Description
Hello,
We have detected that plumber is not releasing the memory when a query ends, for example, at this point we understand that there are two possible problems with the memory.
- The first is when R has released the memory but the process memory footprint doesn't go down because the allocator doesn't return unused pages to the OS.
- The second one is when R memory usage is growing because some objects are not released in a specific case.
We solved the first problem by implementing the solution proposed in this comment https://github.com/rstudio/plumber/issues/496#issuecomment-541402503
We have tried to solve the second problem by adding a postserialize hook that will run gc(). This solution generated a significant change because it frees the objects used in the API. However, we have detected that the memory consumed by the file that is being delivered to the user is not released since the postserialize occurs before the delivery of information to the user is completed.
We have detected this problem because in our case we always have an active process to attend to the API requests. If we did not have an always active process this problem would not be a concern.

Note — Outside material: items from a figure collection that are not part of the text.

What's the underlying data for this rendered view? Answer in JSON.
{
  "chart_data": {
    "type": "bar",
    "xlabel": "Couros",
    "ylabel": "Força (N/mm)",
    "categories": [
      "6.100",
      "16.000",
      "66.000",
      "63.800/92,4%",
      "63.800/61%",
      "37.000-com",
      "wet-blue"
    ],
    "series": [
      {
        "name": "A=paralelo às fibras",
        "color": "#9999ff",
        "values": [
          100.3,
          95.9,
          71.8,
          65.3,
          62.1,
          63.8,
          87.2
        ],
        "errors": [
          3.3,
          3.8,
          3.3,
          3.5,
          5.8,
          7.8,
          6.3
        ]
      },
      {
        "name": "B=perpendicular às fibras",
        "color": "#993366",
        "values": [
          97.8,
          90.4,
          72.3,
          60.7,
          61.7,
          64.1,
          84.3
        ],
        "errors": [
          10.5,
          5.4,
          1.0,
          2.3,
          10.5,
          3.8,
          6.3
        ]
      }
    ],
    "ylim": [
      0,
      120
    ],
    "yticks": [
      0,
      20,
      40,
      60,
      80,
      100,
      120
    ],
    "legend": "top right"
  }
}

Below I leave the code that we have used to test the problem, with the postserialize solution.
library(plumber)
library(readr)
#* @apiTitle Plumber Test Memory Leak
#* Download data
#* @get /download_data
#* @serializer csv
function() {
data <- data.frame(
COLUMN_1 = rep("COLUMN_1",1e+8),
COLUMN_2 = rep("COLUMN_2",1e+8),
COLUMN_3 = rep("COLUMN_3",1e+8),
COLUMN_4 = rep("COLUMN_4",1e+8),
COLUMN_5 = rep("COLUMN_5",1e+8)
)
return(data)
}
#* @plumber
function(pr) {
pr %>%
pr_hook("postserialize", function(req) {
if (req$PATH_INFO != "/" & req$PATH_INFO != "/openapi.json") {
later::later(function() {
gc(reset = TRUE, full = TRUE)
}, delay = 0)
}
})
}
I think this topic becomes relevant when we talk about APIs in a productive environment with high demand (hosted in posit connect for example).
Regards,